I park my elbows on the table and clasp my hands. “They’re good. The ones I read.”

“Thanks. Two reasons I’m here.” She holds up her index finger. “I was already in London so it was easier for me to get here at a moment’s notice. And two.” She adds her middle finger to the count. “I was at the Rapa this summer. Nieves wasn’t.”

“You were in the stands.” The words are out of my mouth before I can stop them.

She slowly lowers her fingers and looks at me in shock. “You saw me? Why didn’t you come talk to me?”

I press my mouth into a flat line.

She looks down at the table and wipes a spot of soup from the edge of her bowl. “I think I understand why you didn’t. For what it’s worth—”

“I wasn’t sure it was you,” I interrupt before she takes us back fourteen years. “I was on the curro floor surrounded by horses when I saw you. You were gone by the time I returned to the stands.”

“I had to leave.” She doesn’t elaborate and I don’t prod her further. Alex removes our bowls and returns with the main course. We start eating, Reese seeming lost in her own thoughts. I’m about to ask her what time she’d like to get started tomorrow—I understand the herds aren’t always easy to find so we may need the entire day—when she asks, “How long have you been married?”

I look up from my plate. “You’ve been following more than my career.”

“You’re wearing a wedding ring.” I glance at the tarnished gold band and she admits, “But yes, I have.

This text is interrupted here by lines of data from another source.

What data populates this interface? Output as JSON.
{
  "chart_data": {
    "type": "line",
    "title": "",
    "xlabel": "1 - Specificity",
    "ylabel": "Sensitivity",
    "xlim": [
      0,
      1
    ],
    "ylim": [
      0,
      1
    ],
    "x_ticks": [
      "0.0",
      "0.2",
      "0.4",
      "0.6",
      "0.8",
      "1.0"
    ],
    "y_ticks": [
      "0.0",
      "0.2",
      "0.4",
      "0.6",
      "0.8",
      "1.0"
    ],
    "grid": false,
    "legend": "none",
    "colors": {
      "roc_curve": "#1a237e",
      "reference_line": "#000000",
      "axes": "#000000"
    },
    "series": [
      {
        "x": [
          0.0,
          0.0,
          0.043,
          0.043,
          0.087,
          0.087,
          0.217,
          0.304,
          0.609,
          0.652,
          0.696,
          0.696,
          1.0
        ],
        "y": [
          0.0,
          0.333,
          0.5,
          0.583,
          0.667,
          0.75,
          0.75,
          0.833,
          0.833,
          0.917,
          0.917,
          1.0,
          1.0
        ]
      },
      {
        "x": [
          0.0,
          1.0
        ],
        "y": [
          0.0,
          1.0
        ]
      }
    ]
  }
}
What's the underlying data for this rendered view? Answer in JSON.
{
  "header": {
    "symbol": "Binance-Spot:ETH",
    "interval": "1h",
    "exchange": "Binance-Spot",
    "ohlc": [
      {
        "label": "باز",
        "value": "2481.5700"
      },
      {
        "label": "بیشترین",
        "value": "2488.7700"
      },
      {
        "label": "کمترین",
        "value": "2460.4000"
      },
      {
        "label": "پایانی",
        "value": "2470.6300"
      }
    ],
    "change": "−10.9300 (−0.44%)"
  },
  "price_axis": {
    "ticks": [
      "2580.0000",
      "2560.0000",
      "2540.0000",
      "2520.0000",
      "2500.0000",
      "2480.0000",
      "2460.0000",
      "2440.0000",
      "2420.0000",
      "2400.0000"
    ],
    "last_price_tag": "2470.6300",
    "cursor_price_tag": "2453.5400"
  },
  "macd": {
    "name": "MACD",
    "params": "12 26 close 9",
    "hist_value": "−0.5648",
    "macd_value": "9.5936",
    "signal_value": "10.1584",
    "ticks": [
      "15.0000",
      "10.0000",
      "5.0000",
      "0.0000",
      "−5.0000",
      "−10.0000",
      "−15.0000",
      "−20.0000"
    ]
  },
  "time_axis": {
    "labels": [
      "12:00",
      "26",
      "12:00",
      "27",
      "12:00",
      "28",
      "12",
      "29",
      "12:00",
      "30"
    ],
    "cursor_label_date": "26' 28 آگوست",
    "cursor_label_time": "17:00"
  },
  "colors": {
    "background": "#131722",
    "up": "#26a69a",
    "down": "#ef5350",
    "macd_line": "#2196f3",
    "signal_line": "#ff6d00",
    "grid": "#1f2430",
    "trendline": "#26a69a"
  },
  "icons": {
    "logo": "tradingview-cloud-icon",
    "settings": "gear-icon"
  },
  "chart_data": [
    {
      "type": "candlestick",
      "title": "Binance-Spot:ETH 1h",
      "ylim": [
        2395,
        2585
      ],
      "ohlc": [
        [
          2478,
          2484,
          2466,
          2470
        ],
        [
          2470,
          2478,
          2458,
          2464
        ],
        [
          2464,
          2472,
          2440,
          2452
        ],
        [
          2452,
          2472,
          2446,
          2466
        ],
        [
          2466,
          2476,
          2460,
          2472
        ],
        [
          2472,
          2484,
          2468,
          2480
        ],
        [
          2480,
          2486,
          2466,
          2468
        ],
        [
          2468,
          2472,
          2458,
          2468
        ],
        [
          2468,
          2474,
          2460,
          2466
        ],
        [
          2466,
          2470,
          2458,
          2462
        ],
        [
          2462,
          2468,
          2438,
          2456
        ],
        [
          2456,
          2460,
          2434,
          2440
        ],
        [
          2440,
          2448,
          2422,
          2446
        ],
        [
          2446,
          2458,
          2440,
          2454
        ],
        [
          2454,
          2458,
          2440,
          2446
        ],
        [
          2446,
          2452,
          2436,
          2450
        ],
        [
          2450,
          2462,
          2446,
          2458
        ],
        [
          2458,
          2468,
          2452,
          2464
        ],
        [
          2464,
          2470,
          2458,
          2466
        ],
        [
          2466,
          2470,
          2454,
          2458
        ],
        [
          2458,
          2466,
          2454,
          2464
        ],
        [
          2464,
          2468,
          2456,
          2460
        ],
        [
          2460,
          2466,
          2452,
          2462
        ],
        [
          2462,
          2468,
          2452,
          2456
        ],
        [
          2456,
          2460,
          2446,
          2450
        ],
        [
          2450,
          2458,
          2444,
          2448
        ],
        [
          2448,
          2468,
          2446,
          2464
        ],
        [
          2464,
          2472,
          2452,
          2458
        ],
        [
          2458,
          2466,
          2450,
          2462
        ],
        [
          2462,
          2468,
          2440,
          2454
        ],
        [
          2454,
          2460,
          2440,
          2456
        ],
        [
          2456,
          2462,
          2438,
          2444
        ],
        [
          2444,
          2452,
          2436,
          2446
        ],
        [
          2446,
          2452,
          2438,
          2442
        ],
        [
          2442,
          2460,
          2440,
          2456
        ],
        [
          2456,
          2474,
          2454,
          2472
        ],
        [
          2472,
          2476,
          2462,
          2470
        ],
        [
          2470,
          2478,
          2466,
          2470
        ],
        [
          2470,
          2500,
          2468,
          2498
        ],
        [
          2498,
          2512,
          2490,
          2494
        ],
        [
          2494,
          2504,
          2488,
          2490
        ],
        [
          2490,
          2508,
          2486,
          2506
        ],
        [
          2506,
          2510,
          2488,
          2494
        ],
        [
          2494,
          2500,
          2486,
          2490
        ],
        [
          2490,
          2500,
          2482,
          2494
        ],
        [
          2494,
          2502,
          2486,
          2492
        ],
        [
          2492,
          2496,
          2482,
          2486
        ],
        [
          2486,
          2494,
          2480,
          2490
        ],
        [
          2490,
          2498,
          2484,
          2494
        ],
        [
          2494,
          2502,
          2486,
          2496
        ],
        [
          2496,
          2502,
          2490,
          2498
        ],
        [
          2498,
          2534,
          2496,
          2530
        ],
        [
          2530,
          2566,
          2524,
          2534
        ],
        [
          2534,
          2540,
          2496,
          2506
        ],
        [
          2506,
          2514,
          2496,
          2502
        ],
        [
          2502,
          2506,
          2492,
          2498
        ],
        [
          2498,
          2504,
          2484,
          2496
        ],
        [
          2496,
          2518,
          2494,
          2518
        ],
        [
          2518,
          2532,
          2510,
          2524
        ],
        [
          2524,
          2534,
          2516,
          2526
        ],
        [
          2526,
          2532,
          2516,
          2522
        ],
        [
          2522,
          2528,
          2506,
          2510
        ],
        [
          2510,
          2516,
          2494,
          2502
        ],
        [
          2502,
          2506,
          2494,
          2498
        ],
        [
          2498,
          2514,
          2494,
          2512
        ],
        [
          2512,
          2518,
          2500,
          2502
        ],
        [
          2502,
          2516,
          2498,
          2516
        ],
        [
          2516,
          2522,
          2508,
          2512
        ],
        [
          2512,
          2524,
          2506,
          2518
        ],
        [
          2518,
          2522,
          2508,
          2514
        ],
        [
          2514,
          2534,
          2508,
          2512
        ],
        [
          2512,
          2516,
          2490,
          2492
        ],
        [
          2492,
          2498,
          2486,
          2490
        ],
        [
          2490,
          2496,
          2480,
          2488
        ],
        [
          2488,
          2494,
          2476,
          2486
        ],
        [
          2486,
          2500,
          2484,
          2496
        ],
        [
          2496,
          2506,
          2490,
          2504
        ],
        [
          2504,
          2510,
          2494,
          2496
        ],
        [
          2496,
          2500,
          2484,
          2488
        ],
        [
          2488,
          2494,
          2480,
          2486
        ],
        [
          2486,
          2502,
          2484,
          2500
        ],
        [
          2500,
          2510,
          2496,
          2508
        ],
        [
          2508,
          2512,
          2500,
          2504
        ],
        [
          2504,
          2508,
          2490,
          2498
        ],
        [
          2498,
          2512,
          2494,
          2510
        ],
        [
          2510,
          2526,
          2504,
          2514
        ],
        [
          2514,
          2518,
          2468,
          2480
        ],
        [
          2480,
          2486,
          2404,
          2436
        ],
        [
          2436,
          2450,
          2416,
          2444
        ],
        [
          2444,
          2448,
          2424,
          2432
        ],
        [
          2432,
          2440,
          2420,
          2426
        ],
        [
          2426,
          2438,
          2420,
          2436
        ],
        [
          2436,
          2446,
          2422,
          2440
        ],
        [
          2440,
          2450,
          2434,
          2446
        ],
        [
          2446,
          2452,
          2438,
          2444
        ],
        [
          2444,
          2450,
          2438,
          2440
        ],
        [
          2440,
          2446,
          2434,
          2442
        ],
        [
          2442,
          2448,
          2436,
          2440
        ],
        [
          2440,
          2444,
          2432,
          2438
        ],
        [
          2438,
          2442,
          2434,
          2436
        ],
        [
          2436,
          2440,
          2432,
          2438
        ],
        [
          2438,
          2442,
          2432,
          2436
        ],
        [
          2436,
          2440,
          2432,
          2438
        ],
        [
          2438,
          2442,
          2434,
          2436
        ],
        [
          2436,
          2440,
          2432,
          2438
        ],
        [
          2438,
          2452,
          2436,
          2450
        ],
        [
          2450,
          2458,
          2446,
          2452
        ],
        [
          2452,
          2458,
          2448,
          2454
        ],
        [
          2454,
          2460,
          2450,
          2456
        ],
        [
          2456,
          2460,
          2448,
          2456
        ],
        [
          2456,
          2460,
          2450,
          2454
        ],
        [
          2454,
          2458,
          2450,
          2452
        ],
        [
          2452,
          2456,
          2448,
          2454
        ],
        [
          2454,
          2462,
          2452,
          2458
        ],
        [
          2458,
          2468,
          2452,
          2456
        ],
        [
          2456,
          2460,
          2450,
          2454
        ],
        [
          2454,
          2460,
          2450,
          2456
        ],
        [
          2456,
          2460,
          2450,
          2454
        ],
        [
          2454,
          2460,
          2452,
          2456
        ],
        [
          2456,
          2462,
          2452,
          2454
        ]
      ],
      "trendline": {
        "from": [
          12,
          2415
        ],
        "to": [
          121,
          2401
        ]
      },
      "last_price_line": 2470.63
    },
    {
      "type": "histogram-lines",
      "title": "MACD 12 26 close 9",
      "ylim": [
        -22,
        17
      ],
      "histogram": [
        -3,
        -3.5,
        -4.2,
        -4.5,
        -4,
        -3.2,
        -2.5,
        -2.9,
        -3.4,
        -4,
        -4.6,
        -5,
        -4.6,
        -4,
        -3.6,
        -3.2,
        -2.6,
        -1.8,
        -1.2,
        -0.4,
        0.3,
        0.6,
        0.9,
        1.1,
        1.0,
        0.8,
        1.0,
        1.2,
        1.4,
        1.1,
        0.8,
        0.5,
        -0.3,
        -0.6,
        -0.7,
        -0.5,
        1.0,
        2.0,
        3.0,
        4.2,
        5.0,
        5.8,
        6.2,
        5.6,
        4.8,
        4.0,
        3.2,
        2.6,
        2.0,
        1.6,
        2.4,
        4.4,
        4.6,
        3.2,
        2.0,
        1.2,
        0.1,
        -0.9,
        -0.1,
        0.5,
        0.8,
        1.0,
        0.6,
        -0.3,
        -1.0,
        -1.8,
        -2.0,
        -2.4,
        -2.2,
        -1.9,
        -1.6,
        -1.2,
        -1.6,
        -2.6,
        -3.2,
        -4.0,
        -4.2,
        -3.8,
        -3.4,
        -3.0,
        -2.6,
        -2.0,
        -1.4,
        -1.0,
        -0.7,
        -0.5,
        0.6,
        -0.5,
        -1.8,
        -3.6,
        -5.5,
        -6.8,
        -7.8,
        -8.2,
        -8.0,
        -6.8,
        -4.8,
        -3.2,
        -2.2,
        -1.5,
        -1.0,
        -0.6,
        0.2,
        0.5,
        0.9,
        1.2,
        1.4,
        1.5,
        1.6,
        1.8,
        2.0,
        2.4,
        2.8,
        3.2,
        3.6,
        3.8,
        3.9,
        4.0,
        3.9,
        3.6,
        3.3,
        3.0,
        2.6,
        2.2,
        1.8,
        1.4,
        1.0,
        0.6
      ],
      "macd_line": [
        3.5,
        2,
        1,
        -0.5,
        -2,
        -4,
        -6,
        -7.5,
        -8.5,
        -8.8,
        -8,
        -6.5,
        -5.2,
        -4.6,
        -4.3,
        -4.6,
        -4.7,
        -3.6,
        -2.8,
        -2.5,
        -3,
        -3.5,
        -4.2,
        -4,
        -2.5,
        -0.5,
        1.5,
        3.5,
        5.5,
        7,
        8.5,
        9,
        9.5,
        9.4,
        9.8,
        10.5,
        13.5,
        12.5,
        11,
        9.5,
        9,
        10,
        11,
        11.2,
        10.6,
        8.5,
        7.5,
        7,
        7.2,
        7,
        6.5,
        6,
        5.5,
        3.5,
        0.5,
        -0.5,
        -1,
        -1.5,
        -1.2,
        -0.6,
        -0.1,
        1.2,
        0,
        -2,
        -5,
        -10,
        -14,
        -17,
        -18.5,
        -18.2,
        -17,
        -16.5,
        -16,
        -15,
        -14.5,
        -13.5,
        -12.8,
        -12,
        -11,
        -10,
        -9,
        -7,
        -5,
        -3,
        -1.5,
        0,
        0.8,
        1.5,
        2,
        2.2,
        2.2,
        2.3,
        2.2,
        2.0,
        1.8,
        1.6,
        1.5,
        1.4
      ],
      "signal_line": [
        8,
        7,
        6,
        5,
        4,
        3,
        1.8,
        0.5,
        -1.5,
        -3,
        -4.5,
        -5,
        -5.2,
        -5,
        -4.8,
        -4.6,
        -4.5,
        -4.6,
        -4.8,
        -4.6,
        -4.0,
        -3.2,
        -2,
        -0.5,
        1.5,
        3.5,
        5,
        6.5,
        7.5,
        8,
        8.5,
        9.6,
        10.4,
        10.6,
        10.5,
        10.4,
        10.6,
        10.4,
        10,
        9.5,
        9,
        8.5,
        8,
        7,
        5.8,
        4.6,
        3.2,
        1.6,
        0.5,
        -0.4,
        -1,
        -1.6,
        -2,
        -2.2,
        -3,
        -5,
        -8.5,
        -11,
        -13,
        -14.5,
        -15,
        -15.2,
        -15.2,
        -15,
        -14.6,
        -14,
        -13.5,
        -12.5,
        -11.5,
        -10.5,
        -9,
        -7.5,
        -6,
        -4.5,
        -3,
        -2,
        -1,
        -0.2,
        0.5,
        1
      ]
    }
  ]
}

What’s she like?”

My body warms, thinking about Aimee. “She’s the most exceptional woman I know,” I say, cutting off a bite of chicken.

“She’s a lucky woman.” Reese watches me while I chew. The chicken is succulent and spicy, but it doesn’t compare to Aimee’s cooking.

Reese purses her lips and I sense she wants to ask me a question. I raise a brow.

She leans forward. “The journalist in me needs to know. Your mother. Did you ever find her?”

I shake my head. “No.” But I would soon, as early as next week.

“Are you still looking for her?”

I take another bite of chicken and chew, meeting her eyes.

“You are.” She whispers the answer for me. I look at my plate and pick at the vegetables. “Does she look like her?”

“Who?”

“Your wife. Does she look like Sarah?”

I put down my utensils. They clatter on the plate. “We need to get an early start tomorrow. I’ll meet you in the lobby at eight.” I push back my chair.

Reese reaches across the table. “I didn’t mean . . . My stupid mouth. Some things don’t change. I still have that bad habit of blurting out questions without thinking. I didn’t mean to upset you.”

I flag the waitress. Alex rushes over.

“Please charge the meals to my room.”

“Ian . . . wait.”

I stand. “Get some sleep, Reese. We have a long day tomorrow.”